Hg 2:1-9; Ps 43:1-4; Lk 9:18-22
Who is the God of your gladness and joy? Who fills your heart with hope and glory? Who anoints you with strength each day? The God and Father of our Lord Jesus Christ is the One, and there is no other. He fills us with the Holy Spirit; thus we cry out “Abba,” and we proclaim, “Jesus is Lord!” Against faithless people and deceitful men the Lord God fights our fight. The Lord God, Father, Son and Holy Spirit, is our strength. Yet, there are times when we feel so far away from the One who dwells within us. So, we continue to ask, “Why must I go about in mourning, with the enemy oppressing me?” Even though we ask such painful questions, we hope in God. The Lord God sends forth light and fidelity; these lead us on into the unknown and fearful future. The Lord God brings us to his holy mountain, to this high place that we call Liturgy, and we are gathered into his glory. Indeed, we come to the altar of God, and there we give him thanks upon the harp. Such is the jubilation of the prophet Haggai, the high priest Joshua, and the remnant of the people. We, too, join in the joy and gladness of those who answer the question of the Lord Jesus in today’s gospel, “But who do you say that I am?” The answer to this question we proclaim here and at every mass. You are the Lamb of God who takes away the sins of the world!

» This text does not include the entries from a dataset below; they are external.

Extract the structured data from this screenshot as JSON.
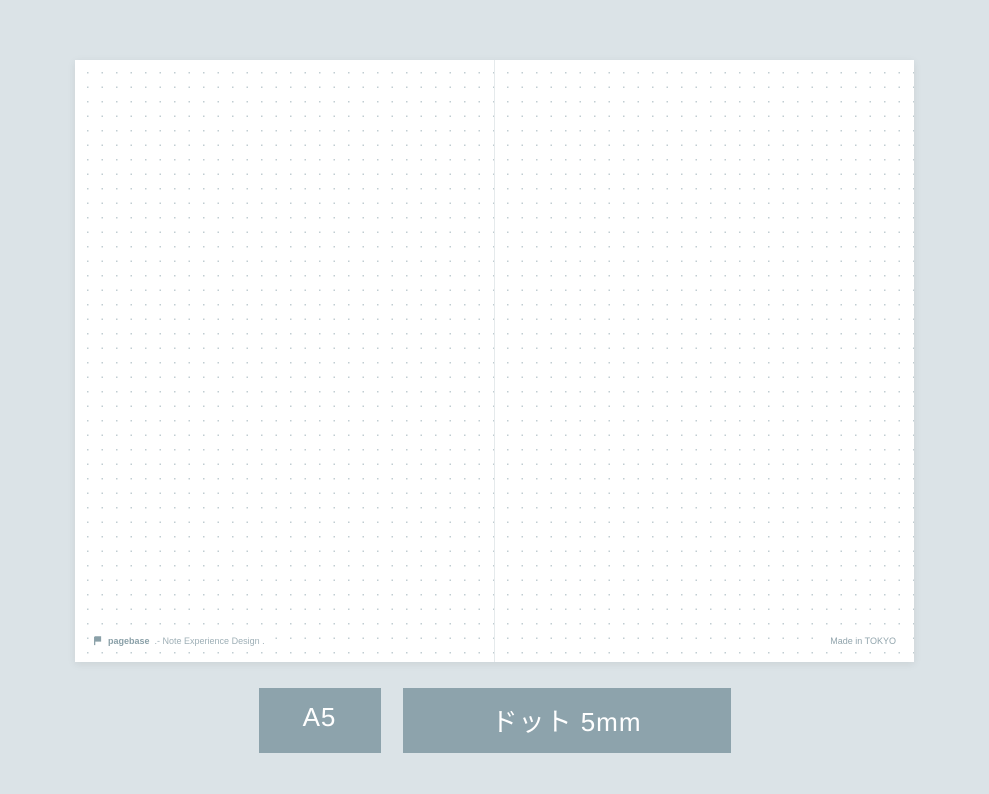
{
  "notebook": {
    "brand": "pagebase",
    "tagline": ".- Note Experience Design .",
    "made_in": "Made in TOKYO"
  },
  "labels": {
    "size": "A5",
    "detail": "ドット 5mm"
  }
}
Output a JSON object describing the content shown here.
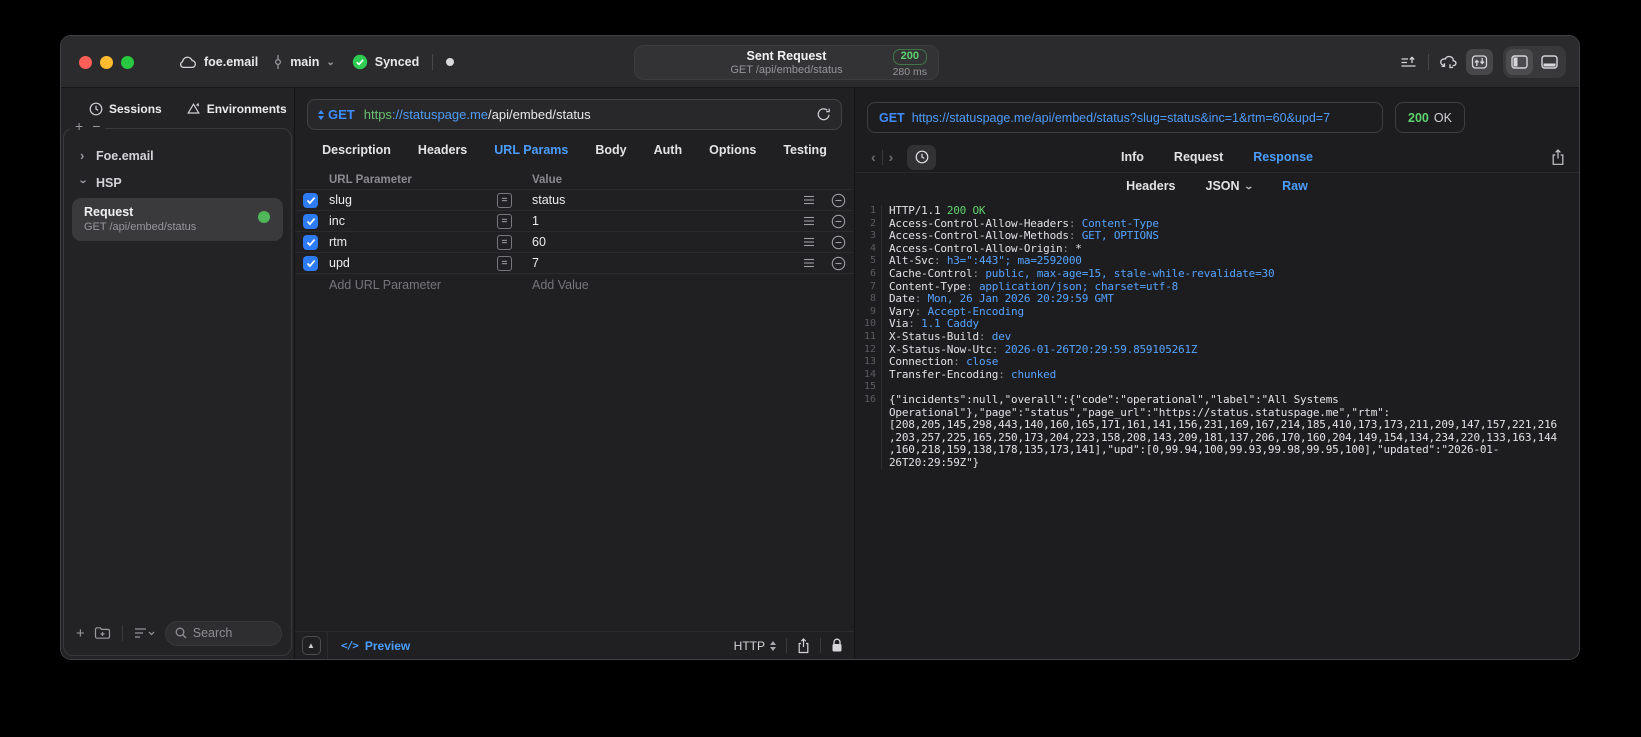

As time passes and the temple of the Lord is rebuilt in Jerusalem, many of the remnant complain loudly. These objections arise especially among those left who had seen the temple in its former glory. It seems like nothing in their eyes! The Word of the Lord addresses those who complain; the prophet Haggai speaks to the hearts of the disappointed and downcast. “Take courage…do not fear…And I will fill this house with glory…greater will the future glory of this house than the former, says the LORD of hosts.” This word of comfort is not unlike the word of comfort from recent prophets among us. The ministry of Pope John Paul II began with just such a message, “Do not be afraid!” In every generation, the Lord God raises up prophets who speak directly to those whose hearts are mourning, to those whose hearts feel oppressed. At such moments, only if we listen with open hearts will we hear the Lord God speaking to us individually and as a community. Even as we hear the word of the Lord confront our fears, we receive the peace that passes understanding.
After spending time in solitude praying, the Lord Jesus turns to his disciples and asks the only question everyone must answer, sooner or later, “Who do you say that I am?” It is the gospel of Saint Luke that mentions that the Lord Jesus was praying. In his profound prayer of union, the Lord Jesus knows who he is. Neither does he need the crowd nor his disciples to inform him about his identity. Rather, it is this question that addresses who we are in relationship to him. If we recognize, as did Saint Peter that Jesus is, “The Christ of God,” then we will be rebuked and silenced. In this unexpected stillness we will hear the rest of the story, “The Son of Man must suffer greatly and be rejected by the elders, the chief priests, and the scribes, and be killed and on the third day be raised.” Once the entire paschal mystery is completed in our identity with Christ will we be able to proclaim the good news and invite all who hear us into the glory of his house. Into a glory far beyond any expectations or speculations, we are summoned by the One we name Christ. It is he who names all of us disciple, apostle, friend, beloved, bride, now and ever and forever!